On October 19, 2020, to facilitate the establishment of businesses and as a COVID-19 imposed biosafety measure, the GRA simplified procedures by creating an online registration portal for companies (www.gue.gov.ao). The online portal will allow for faster registry of companies (taking only 30-60 minutes) and replace the publication of the company registry in the Gazette (Diário da República), a procedure that took more than five days. There is still the option to set up a company in person, which is estimated to also take as little as 30 minutes to an hour. The cost to establish a sole proprietorship is USD 16 dollars and USD 54 for partnerships, corporations, and other entities. Payments are also made electronically.
In April 2020, to simplify bureaucracy and in anticipation of the economic slowdown eventually caused by COVID-19, the GRA proposed revoking the procedure for issuing business licenses for all economic activities and requiring companies to carry out statistical registration in the act of incorporation. With the abolition of the Company License Document (a commercial permit) and Statistical Registration, to begin business activities, companies need to register their activity with the local administration office. The office will issue an electronic operating license. Some exclusions from this regime are foreseen, such as those related to the trade in foodstuffs, live plant species, animals, birds and fisheries, medicines, car sales, lubricants and chemicals. For these sectors, a physical license is still required as they are considered high risk economic activities which may affect human, animal, environmental and state safety.
The state-run private investment and export promotion agency’s website is http://www.aipex.gov.ao/PortalAIPEX/#!/ . Contact Information: Departamento de Promoção e Captação do Investimento; Agencia de Investimento Privado e Promoção de Investimentos e Exportações de Angola (AIPEX). Rua Kwamme Nkrumah No.8, Maianga, Luanda, Angola Tel: (+244) 995 28 95 92| 222 33 12 52 Fax: (+244) 222 39 33 81.

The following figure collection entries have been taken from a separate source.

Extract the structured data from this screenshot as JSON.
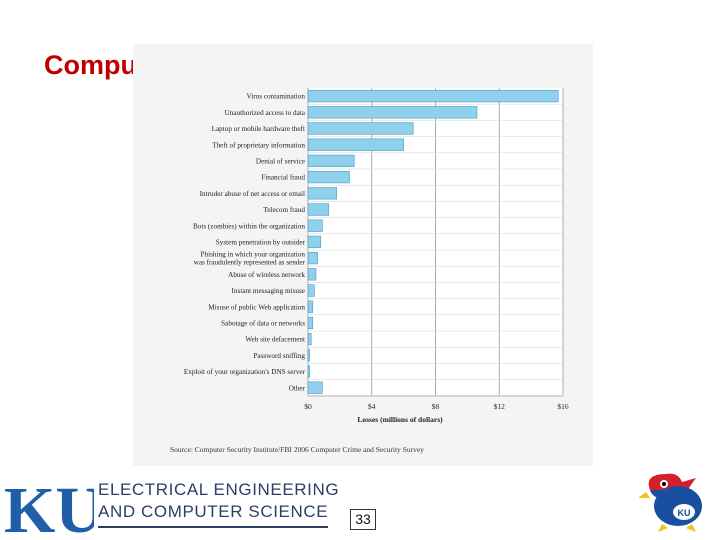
{
  "slide": {
    "title": "Computer Security Losses",
    "page_number": "33"
  },
  "footer": {
    "logo_text": "KU",
    "dept_line1": "ELECTRICAL ENGINEERING",
    "dept_line2": "AND COMPUTER SCIENCE",
    "mascot_badge": "KU"
  },
  "chart_data": {
    "type": "bar",
    "orientation": "horizontal",
    "categories": [
      "Virus contamination",
      "Unauthorized access to data",
      "Laptop or mobile hardware theft",
      "Theft of proprietary information",
      "Denial of service",
      "Financial fraud",
      "Intruder abuse of net access or email",
      "Telecom fraud",
      "Bots (zombies) within the organization",
      "System penetration by outsider",
      "Phishing in which your organization was fraudulently represented as sender",
      "Abuse of wireless network",
      "Instant messaging misuse",
      "Misuse of public Web application",
      "Sabotage of data or networks",
      "Web site defacement",
      "Password sniffing",
      "Exploit of your organization's DNS server",
      "Other"
    ],
    "category_lines": [
      [
        "Virus contamination"
      ],
      [
        "Unauthorized access to data"
      ],
      [
        "Laptop or mobile hardware theft"
      ],
      [
        "Theft of proprietary information"
      ],
      [
        "Denial of service"
      ],
      [
        "Financial fraud"
      ],
      [
        "Intruder abuse of net access or email"
      ],
      [
        "Telecom fraud"
      ],
      [
        "Bots (zombies) within the organization"
      ],
      [
        "System penetration by outsider"
      ],
      [
        "Phishing in which your organization",
        "was fraudulently represented as sender"
      ],
      [
        "Abuse of wireless network"
      ],
      [
        "Instant messaging misuse"
      ],
      [
        "Misuse of public Web application"
      ],
      [
        "Sabotage of data or networks"
      ],
      [
        "Web site defacement"
      ],
      [
        "Password sniffing"
      ],
      [
        "Exploit of your organization's DNS server"
      ],
      [
        "Other"
      ]
    ],
    "values": [
      15.7,
      10.6,
      6.6,
      6.0,
      2.9,
      2.6,
      1.8,
      1.3,
      0.9,
      0.8,
      0.6,
      0.5,
      0.4,
      0.3,
      0.3,
      0.2,
      0.1,
      0.1,
      0.9
    ],
    "xticks": [
      0,
      4,
      8,
      12,
      16
    ],
    "xtick_labels": [
      "$0",
      "$4",
      "$8",
      "$12",
      "$16"
    ],
    "xlim": [
      0,
      16
    ],
    "xlabel": "Losses (millions of dollars)",
    "source": "Source: Computer Security Institute/FBI 2006 Computer Crime and Security Survey",
    "bar_color": "#8fd1ec",
    "bar_edge": "#4a9cc4",
    "grid": true
  }
}
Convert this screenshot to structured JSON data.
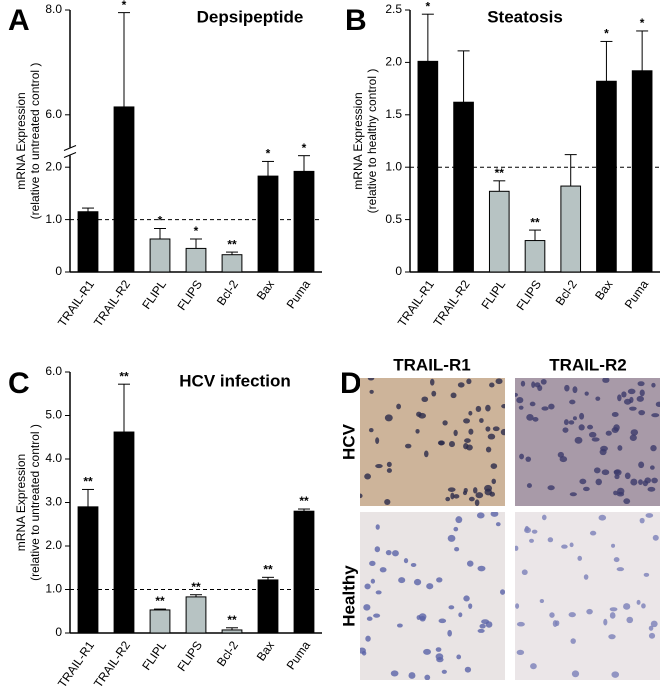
{
  "chart_data": [
    {
      "type": "bar",
      "panel": "A",
      "title": "Depsipeptide",
      "ylabel": [
        "mRNA Expression",
        "(relative to  untreated control )"
      ],
      "categories": [
        "TRAIL-R1",
        "TRAIL-R2",
        "FLIPL",
        "FLIPS",
        "Bcl-2",
        "Bax",
        "Puma"
      ],
      "values": [
        1.15,
        6.15,
        0.63,
        0.45,
        0.33,
        1.83,
        1.92
      ],
      "errors": [
        0.07,
        1.8,
        0.2,
        0.18,
        0.05,
        0.28,
        0.3
      ],
      "significance": [
        null,
        "*",
        "*",
        "*",
        "**",
        "*",
        "*"
      ],
      "colors": [
        "#000000",
        "#000000",
        "#b7c3c3",
        "#b7c3c3",
        "#b7c3c3",
        "#000000",
        "#000000"
      ],
      "ylim": [
        0,
        8
      ],
      "ybreak": [
        2.3,
        5.3
      ],
      "yticks": [
        0,
        {
          "value": 1,
          "label": "1.0"
        },
        {
          "value": 2,
          "label": "2.0"
        },
        {
          "value": 6,
          "label": "6.0"
        },
        {
          "value": 8,
          "label": "8.0"
        }
      ],
      "reference_line": 1
    },
    {
      "type": "bar",
      "panel": "B",
      "title": "Steatosis",
      "ylabel": [
        "mRNA Expression",
        "(relative to  healthy control )"
      ],
      "categories": [
        "TRAIL-R1",
        "TRAIL-R2",
        "FLIPL",
        "FLIPS",
        "Bcl-2",
        "Bax",
        "Puma"
      ],
      "values": [
        2.01,
        1.62,
        0.77,
        0.3,
        0.82,
        1.82,
        1.92
      ],
      "errors": [
        0.45,
        0.49,
        0.1,
        0.1,
        0.3,
        0.38,
        0.38
      ],
      "significance": [
        "*",
        null,
        "**",
        "**",
        null,
        "*",
        "*"
      ],
      "colors": [
        "#000000",
        "#000000",
        "#b7c3c3",
        "#b7c3c3",
        "#b7c3c3",
        "#000000",
        "#000000"
      ],
      "ylim": [
        0,
        2.5
      ],
      "yticks": [
        0,
        0.5,
        {
          "value": 1,
          "label": "1.0"
        },
        1.5,
        {
          "value": 2,
          "label": "2.0"
        },
        2.5
      ],
      "reference_line": 1
    },
    {
      "type": "bar",
      "panel": "C",
      "title": "HCV infection",
      "ylabel": [
        "mRNA Expression",
        "(relative to  untreated control )"
      ],
      "categories": [
        "TRAIL-R1",
        "TRAIL-R2",
        "FLIPL",
        "FLIPS",
        "Bcl-2",
        "Bax",
        "Puma"
      ],
      "values": [
        2.9,
        4.62,
        0.53,
        0.83,
        0.07,
        1.22,
        2.8
      ],
      "errors": [
        0.4,
        1.1,
        0.02,
        0.05,
        0.05,
        0.06,
        0.05
      ],
      "significance": [
        "**",
        "**",
        "**",
        "**",
        "**",
        "**",
        "**"
      ],
      "colors": [
        "#000000",
        "#000000",
        "#b7c3c3",
        "#b7c3c3",
        "#b7c3c3",
        "#000000",
        "#000000"
      ],
      "ylim": [
        0,
        6
      ],
      "yticks": [
        0,
        {
          "value": 1,
          "label": "1.0"
        },
        {
          "value": 2,
          "label": "2.0"
        },
        {
          "value": 3,
          "label": "3.0"
        },
        {
          "value": 4,
          "label": "4.0"
        },
        {
          "value": 5,
          "label": "5.0"
        },
        {
          "value": 6,
          "label": "6.0"
        }
      ],
      "reference_line": 1
    }
  ],
  "panel_d": {
    "label": "D",
    "columns": [
      "TRAIL-R1",
      "TRAIL-R2"
    ],
    "rows": [
      "HCV",
      "Healthy"
    ]
  }
}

The Angolan Government does not promote or incentivize outward investment, nor does it restrict Angolans from investing abroad. Investors are free to invest in any foreign jurisdiction. According to data from the BNA, in 2018, the government did not invest abroad but received returns on previous investments abroad.
Domestic investors prefer to invest in Portuguese-speaking countries, with few investing in neighboring countries in Sub-Saharan Africa. The bulk of investment is in real estate, fashion, fashion accessories, and domestic goods. Due to foreign exchange constraints, there has been very little or no investment abroad by domestic investors. Although investing in real estate is cheaper abroad, a few invest in real estate domestically. The average Angolan invests in affordable investments with quick returns.